Les alliés de Netanyahou soutiennent que l’offensive de charme fonctionne, et que son parti Likoud pourrait prendre un siège ou deux auprès des électeurs palestiniens, ce qui en fait potentiellement la clé de sa victoire à l’élection.  
C’est le relooking politique le plus improbable jamais vu en Israël.

D’autres politiciens israéliens se mettent à suivre l’exemple de Netanyahou. Ils semblent avoir oublié qu’il y a quelques mois à peine, il était très « toxique » d’être associé aux parlementaires palestiniens du pays et au public qu’ils représentent. 
Son principal rival aux dernières élections, Benny Gantz, chef du parti bleu et blanc, avait choisi d’écarter la possibilité de former une alliance avec les partis palestiniens, qui aurait pu lui permettre d’évincer Netanyahou, et avait finalement rejoint son gouvernement.  Cela apparait maintenant comme appartenir à un passé lointain.

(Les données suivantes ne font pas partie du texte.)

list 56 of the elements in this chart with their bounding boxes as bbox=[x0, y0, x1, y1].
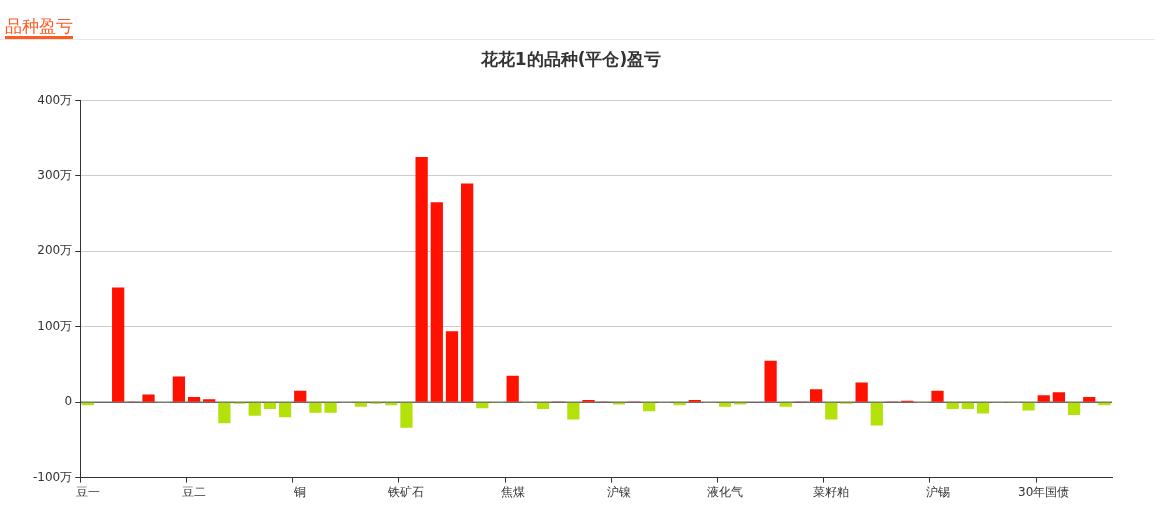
text: 品种盈亏 bbox=[5, 16, 73, 39]
x-tick-label: 豆一 bbox=[75, 484, 100, 499]
bar bbox=[643, 402, 656, 412]
bar bbox=[294, 390, 307, 402]
y-tick-label: 200万 bbox=[37, 243, 73, 258]
bar bbox=[946, 402, 959, 409]
x-tick-label: 铁矿石 bbox=[387, 484, 425, 499]
bar bbox=[764, 360, 777, 402]
x-tick-label: 沪锡 bbox=[925, 484, 950, 499]
bar bbox=[354, 402, 368, 407]
bar bbox=[430, 202, 443, 402]
y-tick-label: 0 bbox=[64, 394, 73, 409]
bar bbox=[203, 399, 216, 402]
chart-title: 花花1的品种(平仓)盈亏 bbox=[479, 48, 662, 69]
bar bbox=[855, 382, 868, 402]
bar bbox=[825, 402, 838, 420]
bar bbox=[976, 402, 990, 414]
bar bbox=[142, 394, 155, 402]
bar bbox=[961, 402, 974, 409]
x-tick-label: 沪镍 bbox=[606, 484, 631, 499]
x-tick-label: 菜籽粕 bbox=[813, 484, 850, 499]
bar bbox=[415, 156, 428, 402]
bar bbox=[1052, 392, 1066, 402]
bar bbox=[870, 402, 883, 426]
bar bbox=[445, 331, 459, 402]
bar bbox=[718, 402, 732, 407]
y-tick-label: 300万 bbox=[37, 167, 73, 182]
bar bbox=[1067, 402, 1081, 415]
bar bbox=[536, 402, 550, 409]
x-tick-label: 30年国债 bbox=[1018, 484, 1070, 499]
bar bbox=[1022, 402, 1035, 411]
bar bbox=[1083, 396, 1096, 402]
bar bbox=[810, 389, 823, 402]
bar bbox=[324, 402, 337, 413]
bar bbox=[263, 402, 277, 409]
y-tick-label: 100万 bbox=[37, 318, 73, 333]
bar bbox=[172, 376, 185, 402]
bar bbox=[567, 402, 580, 420]
bar bbox=[187, 396, 201, 402]
x-tick-label: 液化气 bbox=[707, 484, 744, 499]
bar bbox=[218, 402, 231, 424]
x-tick-label: 焦煤 bbox=[500, 484, 525, 499]
bar bbox=[1037, 395, 1050, 402]
x-tick-label: 铜 bbox=[293, 484, 307, 499]
bar bbox=[931, 390, 944, 402]
bar bbox=[309, 402, 322, 413]
bar bbox=[278, 402, 292, 418]
x-tick-label: 豆二 bbox=[182, 484, 207, 499]
y-tick-label: 400万 bbox=[37, 92, 73, 107]
bar bbox=[779, 402, 792, 407]
bar bbox=[400, 402, 413, 428]
bar bbox=[112, 287, 125, 402]
bar bbox=[461, 183, 474, 402]
bar bbox=[248, 402, 261, 416]
y-tick-label: -100万 bbox=[33, 469, 73, 484]
bar bbox=[506, 375, 519, 402]
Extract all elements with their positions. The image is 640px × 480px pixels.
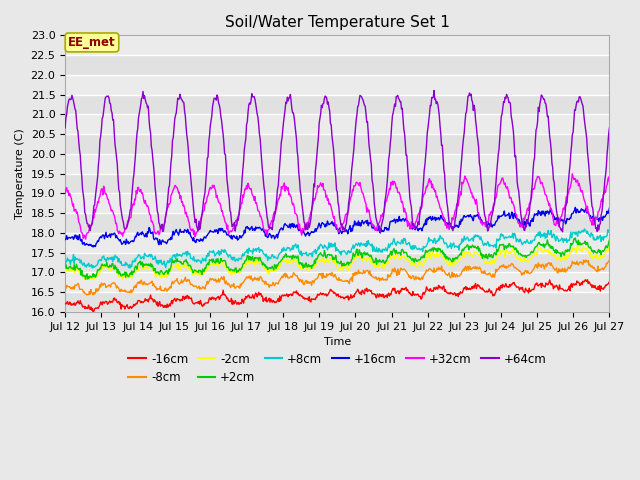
+8cm [580, 226, 588, 232]
-16cm [61, 301, 69, 307]
+2cm [556, 250, 564, 256]
Bar [65, 213, 609, 233]
Text: EE_met: EE_met [68, 36, 116, 49]
+8cm [182, 250, 189, 255]
Line: +8cm: +8cm [65, 229, 609, 268]
-2cm [330, 260, 337, 265]
-8cm [182, 274, 189, 280]
+32cm [61, 190, 69, 196]
+64cm [376, 230, 384, 236]
+8cm [126, 265, 134, 271]
Line: +32cm: +32cm [65, 174, 609, 239]
-16cm [436, 285, 444, 291]
+8cm [61, 263, 69, 268]
-2cm [205, 264, 212, 270]
-2cm [81, 277, 89, 283]
-16cm [556, 286, 564, 291]
+2cm [436, 246, 444, 252]
+32cm [182, 211, 189, 216]
+2cm [82, 276, 90, 282]
-16cm [182, 293, 189, 299]
Bar [65, 292, 609, 312]
Line: +64cm: +64cm [65, 91, 609, 233]
-16cm [330, 290, 337, 296]
+64cm [383, 188, 390, 194]
-8cm [330, 274, 337, 280]
+64cm [437, 131, 445, 137]
Legend: -16cm, -8cm, -2cm, +2cm, +8cm, +16cm, +32cm, +64cm: -16cm, -8cm, -2cm, +2cm, +8cm, +16cm, +3… [124, 348, 551, 389]
+32cm [383, 198, 390, 204]
+8cm [383, 247, 390, 253]
Bar [65, 253, 609, 273]
+8cm [205, 253, 212, 259]
+2cm [605, 237, 613, 243]
+2cm [330, 254, 337, 260]
-8cm [605, 257, 613, 263]
+64cm [605, 125, 613, 131]
+32cm [436, 205, 444, 211]
+32cm [330, 215, 337, 221]
+16cm [61, 237, 69, 242]
X-axis label: Time: Time [324, 337, 351, 348]
-2cm [436, 251, 444, 256]
+16cm [205, 230, 212, 236]
+2cm [61, 263, 69, 269]
+64cm [430, 88, 438, 94]
+8cm [330, 241, 337, 247]
+16cm [556, 216, 564, 222]
Bar [65, 174, 609, 193]
Y-axis label: Temperature (C): Temperature (C) [15, 128, 25, 219]
Line: -2cm: -2cm [65, 245, 609, 280]
-8cm [556, 269, 564, 275]
+8cm [605, 227, 613, 233]
+16cm [383, 225, 390, 230]
-8cm [83, 292, 90, 298]
+32cm [556, 215, 564, 220]
Line: +2cm: +2cm [65, 238, 609, 279]
+2cm [572, 235, 579, 241]
+32cm [605, 179, 613, 185]
+64cm [557, 227, 565, 233]
Title: Soil/Water Temperature Set 1: Soil/Water Temperature Set 1 [225, 15, 450, 30]
-2cm [383, 259, 390, 265]
-8cm [383, 277, 390, 283]
Line: -16cm: -16cm [65, 280, 609, 312]
+16cm [605, 205, 613, 211]
-8cm [61, 287, 69, 292]
+8cm [556, 238, 564, 243]
-8cm [436, 265, 444, 271]
Bar [65, 55, 609, 75]
+16cm [572, 204, 579, 210]
-16cm [383, 292, 390, 298]
+16cm [330, 223, 337, 228]
+32cm [205, 190, 212, 195]
-8cm [205, 279, 212, 285]
-2cm [182, 261, 189, 266]
+16cm [182, 228, 189, 233]
+64cm [61, 125, 69, 131]
Bar [65, 95, 609, 114]
-2cm [605, 244, 613, 250]
+2cm [182, 259, 189, 264]
-2cm [556, 257, 564, 263]
-16cm [205, 298, 212, 303]
-2cm [574, 242, 582, 248]
+32cm [568, 171, 576, 177]
+32cm [82, 236, 90, 242]
+64cm [204, 154, 212, 160]
Line: -8cm: -8cm [65, 260, 609, 295]
-16cm [605, 279, 613, 285]
+64cm [329, 140, 337, 145]
+16cm [436, 216, 444, 222]
-16cm [584, 277, 591, 283]
Line: +16cm: +16cm [65, 207, 609, 247]
-16cm [89, 309, 97, 315]
Bar [65, 134, 609, 154]
-2cm [61, 267, 69, 273]
+64cm [180, 108, 188, 114]
+2cm [205, 262, 212, 268]
+2cm [383, 258, 390, 264]
+8cm [436, 232, 444, 238]
+16cm [89, 244, 97, 250]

Gideon Saar, qui a rompu avec le Likoud de Netanyahou pour créer sa propre faction, New Hope (Nouvel Espoir), a accusé le Premier ministre de ne pas en faire assez pour assurer la sécurité des citoyens palestiniens.  
Naftali Bennett, qui dirige le parti d’extrême droite Yamina, a ouvert un nouveau « bureau pour le secteur arabe » et a promis qu’il était aussi engagé envers les citoyens palestiniens que pour leurs compatriotes juifs.  Le numéro deux du parti Yisrael Beiteinu d’Avigdor Lieberman, connu pour avoir menacé de dépouiller les Palestiniens « déloyaux » de leur citoyenneté, a exigé l’égalité pour la minorité.

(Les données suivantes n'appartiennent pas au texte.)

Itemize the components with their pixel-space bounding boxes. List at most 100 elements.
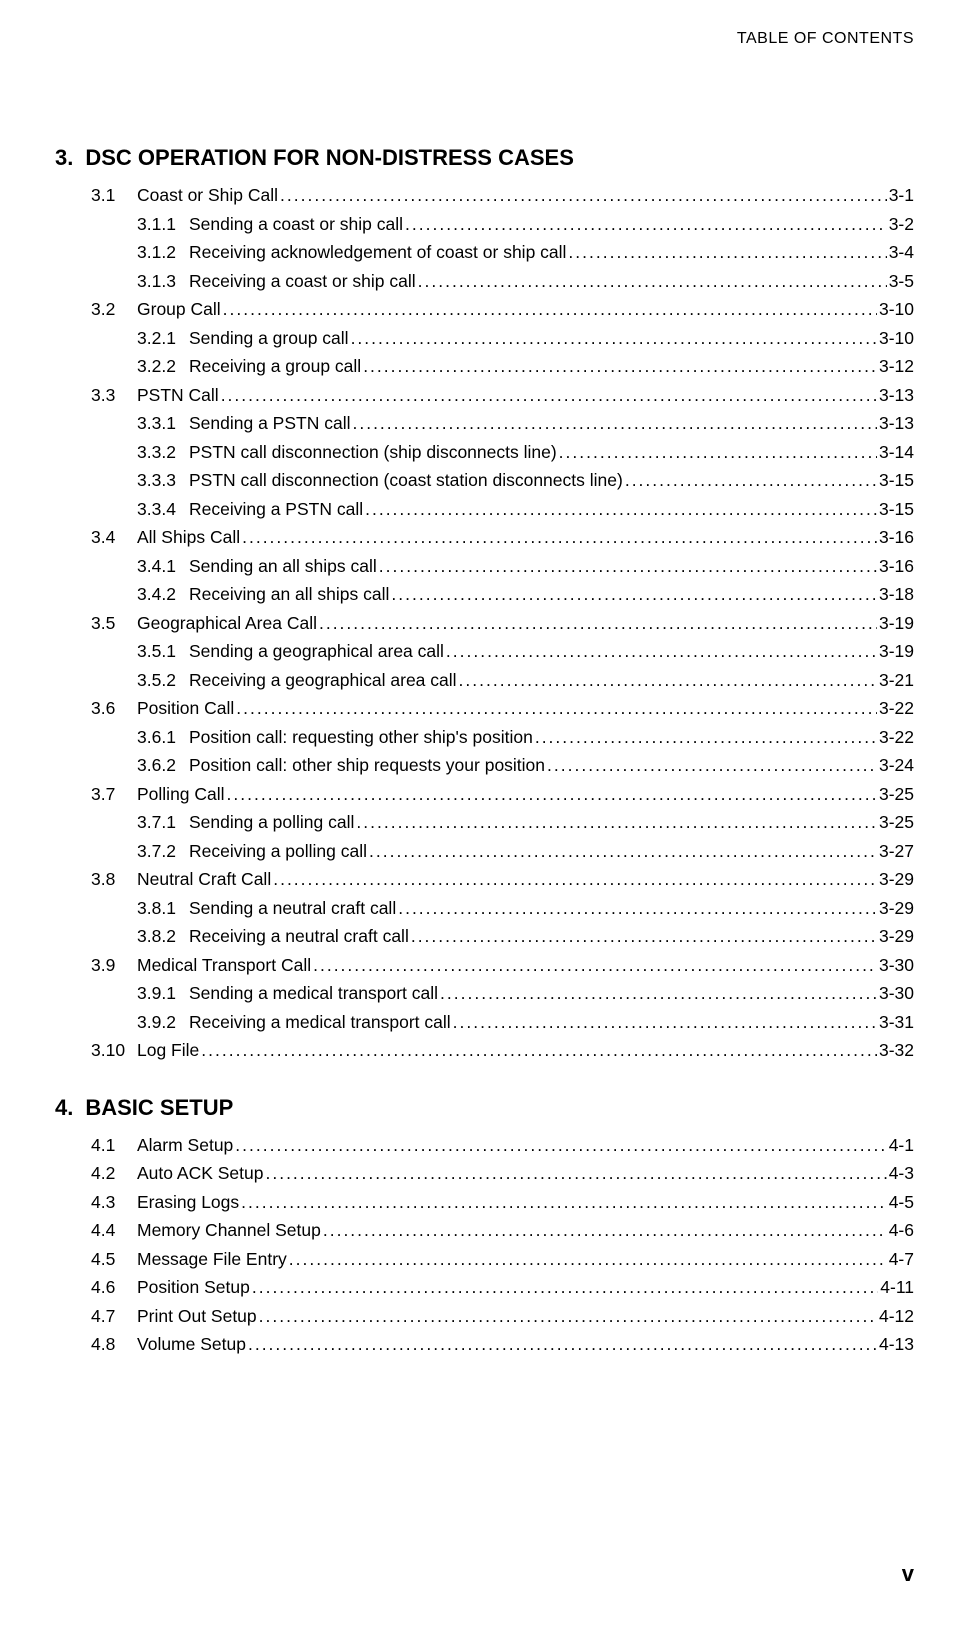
entry-title: Receiving an all ships call	[189, 580, 389, 609]
entry-page: 3-16	[879, 523, 914, 552]
toc-leader-dots	[280, 181, 887, 210]
chapter: 4.BASIC SETUP4.1Alarm Setup 4-14.2Auto A…	[55, 1095, 914, 1359]
entry-number: 4.2	[91, 1159, 137, 1188]
toc-leader-dots	[259, 1302, 877, 1331]
toc-leader-dots	[547, 751, 877, 780]
entry-page: 3-10	[879, 324, 914, 353]
toc-entry: 3.1.1Sending a coast or ship call 3-2	[55, 210, 914, 239]
entry-page: 3-25	[879, 808, 914, 837]
toc-entry: 3.7.2Receiving a polling call 3-27	[55, 837, 914, 866]
chapter: 3.DSC OPERATION FOR NON-DISTRESS CASES 3.…	[55, 145, 914, 1065]
toc-entry: 4.1Alarm Setup 4-1	[55, 1131, 914, 1160]
entry-title: Position call: requesting other ship's p…	[189, 723, 533, 752]
toc-leader-dots	[313, 951, 877, 980]
entry-page: 3-29	[879, 894, 914, 923]
entry-number: 3.6	[91, 694, 137, 723]
entry-page: 4-11	[880, 1273, 914, 1302]
toc-leader-dots	[411, 922, 877, 951]
entry-title: Sending an all ships call	[189, 552, 377, 581]
entry-page: 3-5	[889, 267, 914, 296]
toc-entry: 3.3.3PSTN call disconnection (coast stat…	[55, 466, 914, 495]
toc-leader-dots	[273, 865, 877, 894]
toc-leader-dots	[369, 837, 877, 866]
entry-number: 3.9.2	[137, 1008, 189, 1037]
entry-number: 3.1.1	[137, 210, 189, 239]
entry-page: 3-22	[879, 694, 914, 723]
toc-leader-dots	[559, 438, 877, 467]
toc-leader-dots	[351, 324, 877, 353]
entry-number: 4.1	[91, 1131, 137, 1160]
toc-leader-dots	[568, 238, 886, 267]
toc-content: 3.DSC OPERATION FOR NON-DISTRESS CASES 3.…	[55, 145, 914, 1389]
entry-page: 3-22	[879, 723, 914, 752]
entry-page: 3-1	[889, 181, 914, 210]
entry-title: Volume Setup	[137, 1330, 246, 1359]
page-header: TABLE OF CONTENTS	[737, 30, 914, 48]
entry-number: 3.1.3	[137, 267, 189, 296]
toc-leader-dots	[319, 609, 877, 638]
entry-title: Auto ACK Setup	[137, 1159, 263, 1188]
entry-page: 3-29	[879, 922, 914, 951]
entry-page: 3-2	[889, 210, 914, 239]
entry-title: Position Setup	[137, 1273, 250, 1302]
toc-leader-dots	[242, 523, 877, 552]
toc-entry: 3.5.2Receiving a geographical area call …	[55, 666, 914, 695]
toc-entry: 3.1.3Receiving a coast or ship call 3-5	[55, 267, 914, 296]
entry-page: 3-29	[879, 865, 914, 894]
entry-title: Medical Transport Call	[137, 951, 311, 980]
entry-title: Log File	[137, 1036, 199, 1065]
toc-entry: 3.8.1Sending a neutral craft call 3-29	[55, 894, 914, 923]
toc-leader-dots	[453, 1008, 877, 1037]
entry-page: 3-21	[879, 666, 914, 695]
entry-number: 3.9	[91, 951, 137, 980]
chapter-title: 3.DSC OPERATION FOR NON-DISTRESS CASES	[55, 145, 914, 171]
chapter-name: BASIC SETUP	[85, 1095, 233, 1121]
toc-leader-dots	[379, 552, 877, 581]
entry-title: Sending a medical transport call	[189, 979, 438, 1008]
toc-leader-dots	[236, 694, 877, 723]
toc-entry: 3.3.4Receiving a PSTN call 3-15	[55, 495, 914, 524]
toc-leader-dots	[323, 1216, 887, 1245]
toc-entry: 3.7.1Sending a polling call 3-25	[55, 808, 914, 837]
entry-title: Print Out Setup	[137, 1302, 257, 1331]
entry-page: 4-13	[879, 1330, 914, 1359]
entry-page: 3-24	[879, 751, 914, 780]
entry-title: Group Call	[137, 295, 221, 324]
entry-page: 3-14	[879, 438, 914, 467]
entry-title: Receiving a medical transport call	[189, 1008, 451, 1037]
toc-leader-dots	[201, 1036, 877, 1065]
entry-title: Position call: other ship requests your …	[189, 751, 545, 780]
entry-number: 4.7	[91, 1302, 137, 1331]
entry-page: 3-15	[879, 495, 914, 524]
entry-number: 3.7.2	[137, 837, 189, 866]
entry-number: 3.2.2	[137, 352, 189, 381]
toc-entry: 3.2Group Call 3-10	[55, 295, 914, 324]
entry-number: 3.3.4	[137, 495, 189, 524]
entry-number: 4.4	[91, 1216, 137, 1245]
toc-entry: 3.5.1Sending a geographical area call 3-…	[55, 637, 914, 666]
toc-entry: 3.9Medical Transport Call 3-30	[55, 951, 914, 980]
entry-page: 3-15	[879, 466, 914, 495]
entry-page: 4-12	[879, 1302, 914, 1331]
chapter-name: DSC OPERATION FOR NON-DISTRESS CASES	[85, 145, 574, 171]
entry-title: Sending a coast or ship call	[189, 210, 403, 239]
entry-page: 4-3	[889, 1159, 914, 1188]
entry-number: 3.9.1	[137, 979, 189, 1008]
entry-title: Alarm Setup	[137, 1131, 233, 1160]
entry-title: Receiving a geographical area call	[189, 666, 457, 695]
toc-entry: 3.8.2Receiving a neutral craft call 3-29	[55, 922, 914, 951]
entry-page: 3-18	[879, 580, 914, 609]
entry-page: 3-25	[879, 780, 914, 809]
entry-number: 3.8	[91, 865, 137, 894]
entry-title: Polling Call	[137, 780, 225, 809]
toc-leader-dots	[365, 495, 877, 524]
toc-leader-dots	[535, 723, 877, 752]
entry-number: 3.7	[91, 780, 137, 809]
entry-title: Sending a neutral craft call	[189, 894, 396, 923]
entry-number: 3.4.2	[137, 580, 189, 609]
toc-leader-dots	[248, 1330, 877, 1359]
entry-page: 3-30	[879, 979, 914, 1008]
entry-title: PSTN Call	[137, 381, 219, 410]
entry-page: 3-13	[879, 409, 914, 438]
entry-number: 3.6.1	[137, 723, 189, 752]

Eli Avidar a également publiquement désavoué la loi de l’État-nation, qui prive les Palestiniens d’un droit à l’autodétermination dans la région aux côtés des Juifs.

Si la droite courtise directement l’électorat palestinien, ce que les Israéliens appellent les partis de centre-gauche semblent désormais prêt à forger un partenariat avec la Liste arabe commune.
Yair Lapid, qui avait offensé les citoyens palestiniens en les qualifiant de « Zoabis », d’après le nom de Haneen Zoabi, une politicienne palestinienne impopulaire auprès des électeurs juifs, a désormais promis une ‘nouvelle aube’ dans les relations judéo-arabes : « Nous avons changé, et ils ont changé ». 
Le nouveau leader travailliste, Merav Michaeli, a déclaré qu’il était devenu incontournable de s’allier avec la liste commune, alors que l’un de ses récents prédécesseurs, Isaac Herzog, avait en revanche exhorté les membres travaillistes à se « secouer » pour ne plus se comporter des « amants des arabes ».  
Et le plus libéral des partis sionistes, Meretz, alignera deux candidats palestiniens dans ses cinq premières places , soit le double de leur proportion dans la population. Son chef, Nitzan Horowitz, a fièrement déclaré: « Je pense que dans aucun parti depuis la création de l’Etat il n’y a eu un tel ratio d’Arabes par rapport aux Juifs. »  

Gesticulation cynique

Yousef Jabareen, membre de la Liste Arabe Commune, a publié une déclaration cette semaine, affirmant que le public palestinien « n’est pas dupe de l’intérêt soudain de Benjamin Netanyahou pour notre communauté. Son héritage envers nous est celui de l’incitation raciste. « Il s’agit vraiment pour Netanyahu de trouver un autre moyen de nuire à la communauté palestinienne en Israël pour servir ses propres intérêts », a déclaré Diana Buttu, citoyenne palestinienne d’Israël et ancienne conseillère de l’Autorité palestinienne (AP). 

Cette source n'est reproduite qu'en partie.